As a child, Hannah disobeyed her grandmother and wandered off the beaten path in the Lost Woods. She discovered a wolf with one leg badly mangled by a fallen tree. The wolf morphed into a young boy before her eyes, and these two proceed to have a most adult-sounding conversation for their supposed age, sigh. Still, she learned that his name was Stephan and he was on a soul journey – a tradition for young boys among his people – when he found himself in his situation. They bonded, but he was gone in the morning. (Don’t be silly, they were kids – nothing sexual happened.)
We then cut to Hannah a couple of years down the road, when she is now twenty and her country is at war with the neighboring country. When enemy invaders attack her defenseless village, she flees without knowing where she is going. Guess who shows up to save her from those men who wish to capture her and sell her off to the slave market.
This one is more of a “lost girl finds haven among the natives” story than a tale of evil wolves and Freudian innuendos involving woodcutters and grandmothers, and it could have been a pleasant, if predictable, read were not for Ms Carnes’s frequent overuse of flowery prose. Her prose tends to string together adjectives without the author pausing to think whether the adjective is appropriate in the context. For example, when Hannah is terrified and desperate, running through the woods to avoid the men who want to capture her, she still can pause to admire Stephan’s body and drown in his “captivating eyes”. She can also take note of Stephan’s “clean-shaven” jaw when she’s supposed to be scared witless.
The author also favors melodrama, often with unintentionally comical results. When Hannah sees Stephan again, for example, her gasp is loud enough, I’m told, to fill the whole area. That must be some set of lungs she has on her. No wonder Stephan is in love.

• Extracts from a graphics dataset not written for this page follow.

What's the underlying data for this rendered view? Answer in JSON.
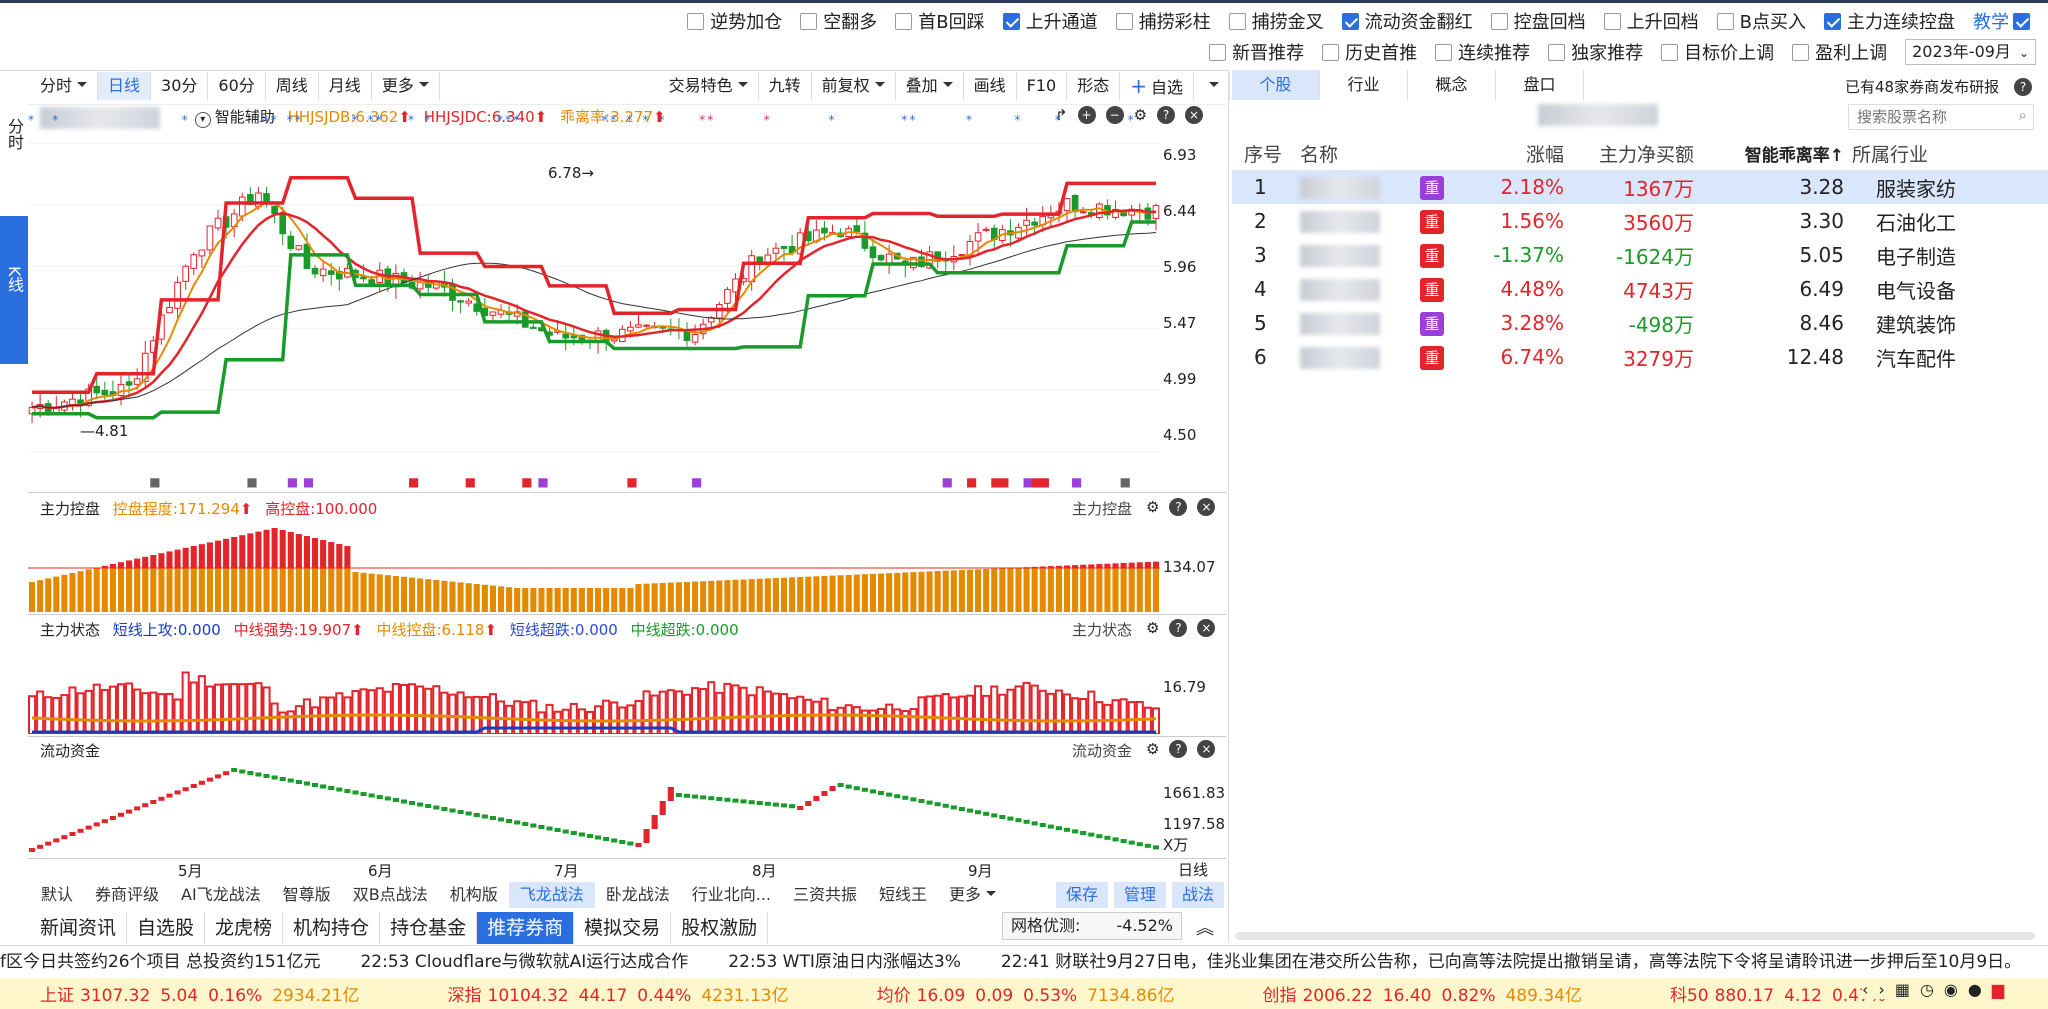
{
  "top_options_row1": [
    {
      "label": "逆势加仓",
      "checked": false
    },
    {
      "label": "空翻多",
      "checked": false
    },
    {
      "label": "首B回踩",
      "checked": false
    },
    {
      "label": "上升通道",
      "checked": true
    },
    {
      "label": "捕捞彩柱",
      "checked": false
    },
    {
      "label": "捕捞金叉",
      "checked": false
    },
    {
      "label": "流动资金翻红",
      "checked": true
    },
    {
      "label": "控盘回档",
      "checked": false
    },
    {
      "label": "上升回档",
      "checked": false
    },
    {
      "label": "B点买入",
      "checked": false
    },
    {
      "label": "主力连续控盘",
      "checked": true
    }
  ],
  "teach_label": "教学",
  "top_options_row2": [
    {
      "label": "新晋推荐",
      "checked": false
    },
    {
      "label": "历史首推",
      "checked": false
    },
    {
      "label": "连续推荐",
      "checked": false
    },
    {
      "label": "独家推荐",
      "checked": false
    },
    {
      "label": "目标价上调",
      "checked": false
    },
    {
      "label": "盈利上调",
      "checked": false
    }
  ],
  "month_select": "2023年-09月",
  "toolbar_left": [
    {
      "label": "分时",
      "dd": true
    },
    {
      "label": "日线",
      "active": true
    },
    {
      "label": "30分"
    },
    {
      "label": "60分"
    },
    {
      "label": "周线"
    },
    {
      "label": "月线"
    },
    {
      "label": "更多",
      "dd": true
    }
  ],
  "toolbar_right": [
    {
      "label": "交易特色",
      "dd": true
    },
    {
      "label": "九转"
    },
    {
      "label": "前复权",
      "dd": true
    },
    {
      "label": "叠加",
      "dd": true
    },
    {
      "label": "画线"
    },
    {
      "label": "F10"
    },
    {
      "label": "形态"
    },
    {
      "label": "自选",
      "plus": true
    }
  ],
  "side_tabs": {
    "fenshi": "分时",
    "kxian": "K线"
  },
  "main_panel": {
    "assist": "智能辅助",
    "hhjsjdb": "HHJSJDB:6.362",
    "hhjsjdc": "HHJSJDC:6.340",
    "deviation": "乖离率:3.277",
    "annot_high": "6.78",
    "annot_low": "4.81",
    "y_ticks": [
      "6.93",
      "6.44",
      "5.96",
      "5.47",
      "4.99",
      "4.50"
    ]
  },
  "panel2": {
    "name": "主力控盘",
    "p1": "控盘程度:171.294",
    "p2": "高控盘:100.000",
    "y": "134.07"
  },
  "panel3": {
    "name": "主力状态",
    "p1": "短线上攻:0.000",
    "p2": "中线强势:19.907",
    "p3": "中线控盘:6.118",
    "p4": "短线超跌:0.000",
    "p5": "中线超跌:0.000",
    "y": "16.79"
  },
  "panel4": {
    "name": "流动资金",
    "y1": "1661.83",
    "y2": "1197.58",
    "unit": "X万"
  },
  "x_axis": [
    "5月",
    "6月",
    "7月",
    "8月",
    "9月"
  ],
  "period_label": "日线",
  "strategy_tabs": [
    {
      "label": "默认"
    },
    {
      "label": "券商评级"
    },
    {
      "label": "AI飞龙战法"
    },
    {
      "label": "智尊版"
    },
    {
      "label": "双B点战法"
    },
    {
      "label": "机构版"
    },
    {
      "label": "飞龙战法",
      "active": true
    },
    {
      "label": "卧龙战法"
    },
    {
      "label": "行业北向..."
    },
    {
      "label": "三资共振"
    },
    {
      "label": "短线王"
    },
    {
      "label": "更多",
      "dd": true
    }
  ],
  "strategy_actions": [
    "保存",
    "管理",
    "战法"
  ],
  "nav_tabs": [
    {
      "label": "新闻资讯"
    },
    {
      "label": "自选股"
    },
    {
      "label": "龙虎榜"
    },
    {
      "label": "机构持仓"
    },
    {
      "label": "持仓基金"
    },
    {
      "label": "推荐券商",
      "active": true
    },
    {
      "label": "模拟交易"
    },
    {
      "label": "股权激励"
    }
  ],
  "grid_label": "网格优测:",
  "grid_value": "-4.52%",
  "right_tabs": [
    {
      "label": "个股",
      "active": true
    },
    {
      "label": "行业"
    },
    {
      "label": "概念"
    },
    {
      "label": "盘口"
    }
  ],
  "broker_note": "已有48家券商发布研报",
  "search_placeholder": "搜索股票名称",
  "table_headers": [
    "序号",
    "名称",
    "涨幅",
    "主力净买额",
    "智能乖离率↑",
    "所属行业"
  ],
  "rows": [
    {
      "no": "1",
      "chg": "2.18%",
      "net": "1367万",
      "dev": "3.28",
      "ind": "服装家纺",
      "chg_up": true,
      "net_up": true,
      "purple": true
    },
    {
      "no": "2",
      "chg": "1.56%",
      "net": "3560万",
      "dev": "3.30",
      "ind": "石油化工",
      "chg_up": true,
      "net_up": true,
      "purple": false
    },
    {
      "no": "3",
      "chg": "-1.37%",
      "net": "-1624万",
      "dev": "5.05",
      "ind": "电子制造",
      "chg_up": false,
      "net_up": false,
      "purple": false
    },
    {
      "no": "4",
      "chg": "4.48%",
      "net": "4743万",
      "dev": "6.49",
      "ind": "电气设备",
      "chg_up": true,
      "net_up": true,
      "purple": false
    },
    {
      "no": "5",
      "chg": "3.28%",
      "net": "-498万",
      "dev": "8.46",
      "ind": "建筑装饰",
      "chg_up": true,
      "net_up": false,
      "purple": true
    },
    {
      "no": "6",
      "chg": "6.74%",
      "net": "3279万",
      "dev": "12.48",
      "ind": "汽车配件",
      "chg_up": true,
      "net_up": true,
      "purple": false
    }
  ],
  "badge_label": "重",
  "news": [
    "f区今日共签约26个项目 总投资约151亿元",
    "22:53 Cloudflare与微软就AI运行达成合作",
    "22:53 WTI原油日内涨幅达3%",
    "22:41 财联社9月27日电，佳兆业集团在港交所公告称，已向高等法院提出撤销呈请，高等法院下令将呈请聆讯进一步押后至10月9日。"
  ],
  "tickers": [
    {
      "name": "上证",
      "price": "3107.32",
      "chg": "5.04",
      "pct": "0.16%",
      "amt": "2934.21亿"
    },
    {
      "name": "深指",
      "price": "10104.32",
      "chg": "44.17",
      "pct": "0.44%",
      "amt": "4231.13亿"
    },
    {
      "name": "均价",
      "price": "16.09",
      "chg": "0.09",
      "pct": "0.53%",
      "amt": "7134.86亿"
    },
    {
      "name": "创指",
      "price": "2006.22",
      "chg": "16.40",
      "pct": "0.82%",
      "amt": "489.34亿"
    },
    {
      "name": "科50",
      "price": "880.17",
      "chg": "4.12",
      "pct": "0.47%",
      "amt": ""
    }
  ]
}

The author unfortunately also favors stupidity when it comes to Hannah. Once Hannah is safe from the men who want to capture her, she insists on traveling alone back to her village even when she’s injured. Fortunately, Stephan is there to prevent her from carrying out her stupid decisions. In fact, in this story, Hannah doesn’t have to do anything like thinking complicated thoughts. Everything, from sleeping with Stephan to being his wife, is a decision either forced upon her by fate or made for her by other people. With Hannah’s potential to accidentally kill herself while bending over to tie a shoelace, this is no doubt the best way to go.
Wolf feels too overwritten for its own good and yet, the whole story feels artificial. Dear Grandma is not amused, I’m afraid.